Launch planning considered vehicles and providers including Ariane 6, Falcon Heavy, Long March 5, H-IIA, and Vega C. Trajectory analyses used techniques developed for TOPEX/Poseidon, Jason-3, and GRACE and tested navigation with tracking networks such as Global Positioning System, Galileo, GLONASS, and Beidou. Mission operations drew on concepts from Mission Control Centre (ESOC), JPL Flight Operations, and cooperative frameworks like International Space Station resupply mission planning.
The payload suite synthesizes instruments whose lineages trace to MODIS, ASTER, OLI (Landsat 8), Sentinel-3 OLCI, CRIS, IASI, MOPITT, SCIAMACHY, GOME-2, SARJ, and ALOS-2. Instruments include a hyperspectral imager influenced by EnMAP and PRISMA, a multi-frequency radar echoing capabilities from Sentinel-1 and RADARSAT, a lidar system with heritage from ICESat-2 and GEDI, and a microwave radiometer building on SMAP and AMSRE. Additional payloads include an atmospheric chemistry package related to OMPS and MOPITT, a gravimetry experiment extending GRACE Follow-On, and a GNSS reflectometry receiver inspired by CYGNSS. Science teams include investigators from Scripps Institution of Oceanography, Woods Hole Oceanographic Institution, Lamont-Doherty Earth Observatory, British Antarctic Survey, and National Centre for Atmospheric Science.
Data pipelines combine approaches used by Copernicus Programme, USGS Earth Resources Observation and Science (EROS) Center, NASA Earthdata, and PANGAEA. Processing algorithms incorporate methods from Machine Learning pioneers at Google DeepMind and OpenAI as well as geophysical inversion techniques used in SEIS analysis on InSight (spacecraft) and signal processing methods from VLBI and GPS occultation missions. Data distribution leverages archives and services such as ESA Earth Online, NASA's Earthdata Search, Amazon Web Services Public Datasets, Google Earth Engine, and research networks associated with European Plate Observing System and Integrated Carbon Observing System.

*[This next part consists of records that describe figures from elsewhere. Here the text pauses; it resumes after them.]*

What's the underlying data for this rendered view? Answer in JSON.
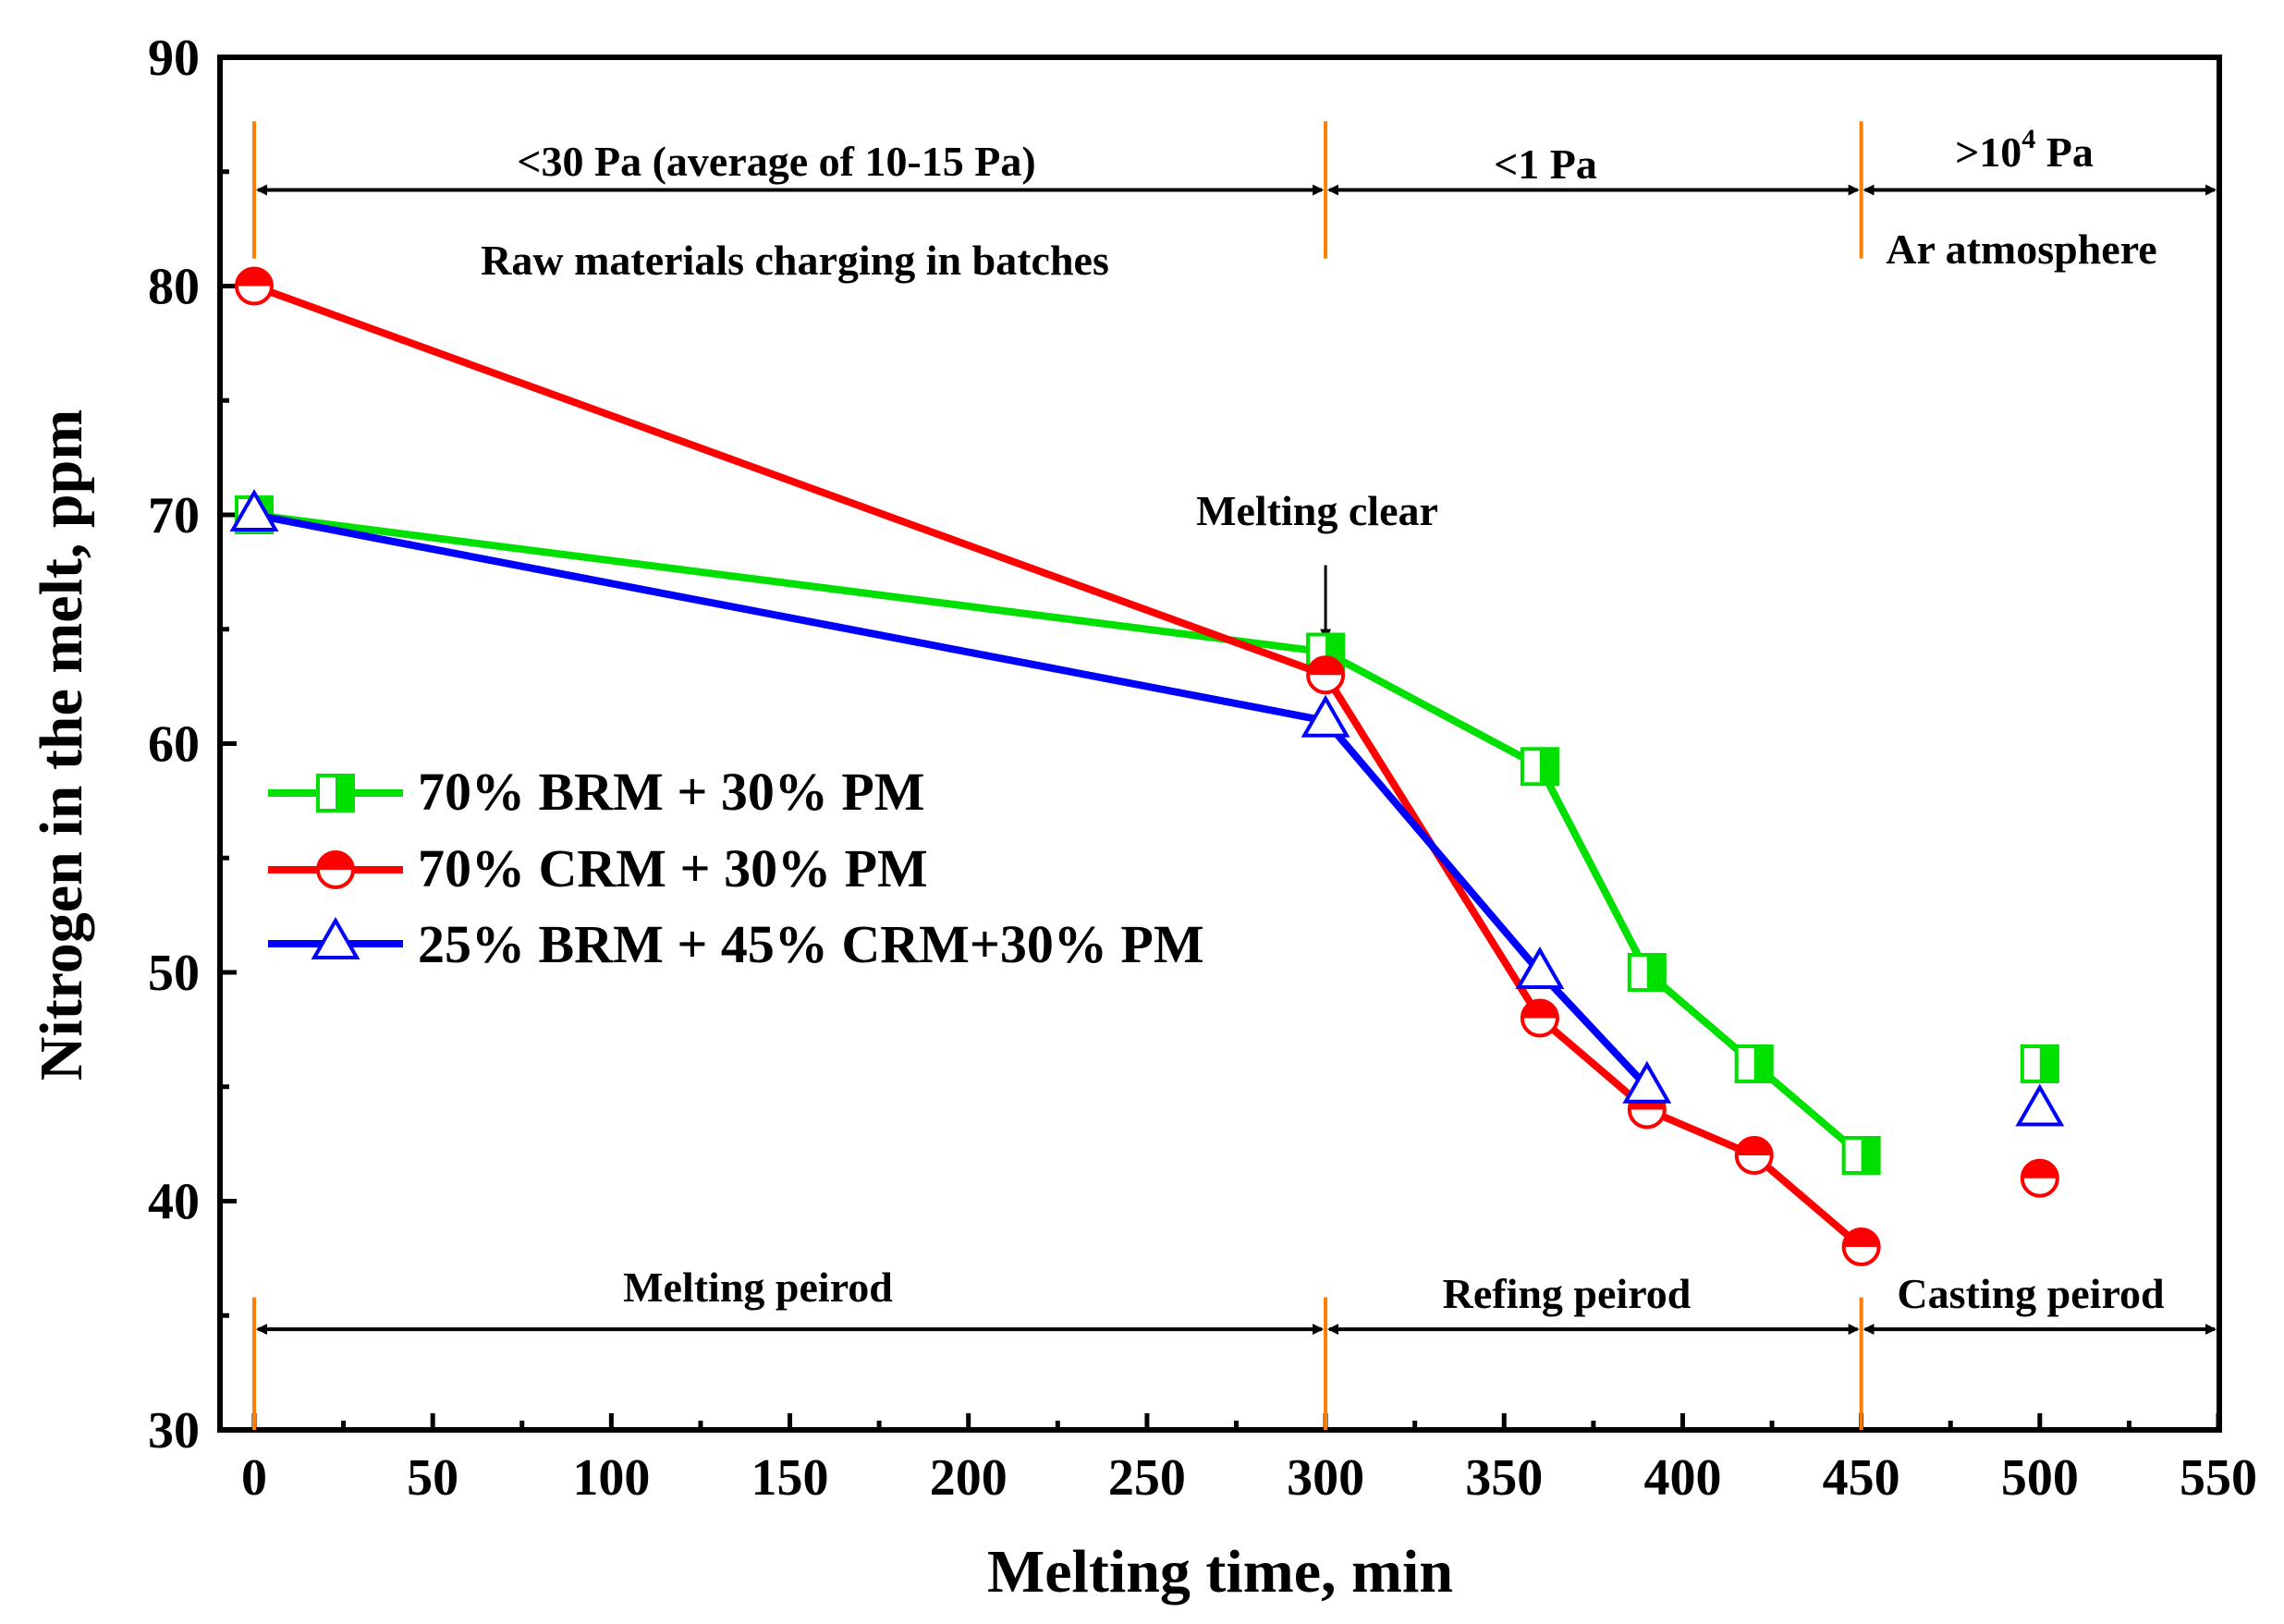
{
  "chart_data": {
    "type": "line",
    "xlabel": "Melting time, min",
    "ylabel": "Nitrogen in the melt, ppm",
    "xlim": [
      -10,
      550
    ],
    "ylim": [
      30,
      90
    ],
    "x_ticks": [
      0,
      50,
      100,
      150,
      200,
      250,
      300,
      350,
      400,
      450,
      500,
      550
    ],
    "y_ticks": [
      30,
      40,
      50,
      60,
      70,
      80,
      90
    ],
    "x_tick_labels": [
      "0",
      "50",
      "100",
      "150",
      "200",
      "250",
      "300",
      "350",
      "400",
      "450",
      "500",
      "550"
    ],
    "y_tick_labels": [
      "30",
      "40",
      "50",
      "60",
      "70",
      "80",
      "90"
    ],
    "legend_position": "center-left",
    "series": [
      {
        "name": "70% BRM + 30% PM",
        "color": "#00e000",
        "marker": "square-half",
        "x": [
          0,
          300,
          360,
          390,
          420,
          450,
          500
        ],
        "y": [
          70,
          64,
          59,
          50,
          46,
          42,
          46
        ],
        "connected_points": 6
      },
      {
        "name": "70% CRM + 30% PM",
        "color": "#ff0000",
        "marker": "circle-half",
        "x": [
          0,
          300,
          360,
          390,
          420,
          450,
          500
        ],
        "y": [
          80,
          63,
          48,
          44,
          42,
          38,
          41
        ],
        "connected_points": 6
      },
      {
        "name": "25% BRM + 45% CRM+30% PM",
        "color": "#0000ff",
        "marker": "triangle",
        "x": [
          0,
          300,
          360,
          390,
          500
        ],
        "y": [
          70,
          61,
          50,
          45,
          44
        ],
        "connected_points": 4
      }
    ],
    "boundaries": {
      "color": "#ff8000",
      "x": [
        0,
        300,
        450
      ]
    },
    "top_annotations": {
      "pressure": [
        {
          "label": "<30 Pa (average of 10-15 Pa)",
          "x_from": 0,
          "x_to": 300
        },
        {
          "label": "<1 Pa",
          "x_from": 300,
          "x_to": 450
        },
        {
          "label": ">10",
          "superscript": "4",
          "suffix": " Pa",
          "x_from": 450,
          "x_to": 550
        }
      ],
      "stage": [
        {
          "label": "Raw materials charging in batches"
        },
        {
          "label": "Ar atmosphere"
        }
      ],
      "pressure_arrow_y": 84.2
    },
    "bottom_annotations": {
      "periods": [
        {
          "label": "Melting peirod",
          "x_from": 0,
          "x_to": 300
        },
        {
          "label": "Refing peirod",
          "x_from": 300,
          "x_to": 450
        },
        {
          "label": "Casting peirod",
          "x_from": 450,
          "x_to": 550
        }
      ],
      "arrow_y": 34.4
    },
    "callout": {
      "label": "Melting clear",
      "x": 300,
      "y_from": 67.8,
      "y_to": 64.6
    }
  }
}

Operational use targets stakeholders including United Nations Environment Programme, Food and Agriculture Organization, World Bank, International Civil Aviation Organization, and regional bodies like African Union and ASEAN. Applications span agriculture monitoring with links to FAO Global Information and Early Warning System, disaster response reminiscent of Charter on Space and Major Disasters, urban planning used by UN-Habitat, and maritime surveillance coordinating with International Maritime Organization. The mission's datasets are expected to inform policy processes such as Paris Agreement reporting, support modeling centers including ECMWF, NOAA National Centers for Environmental Prediction, Met Office, and JMA, and enable research collaborations across institutions like Harvard University, Yale University, Princeton University, University of Tokyo, Peking University, and ETH Zurich.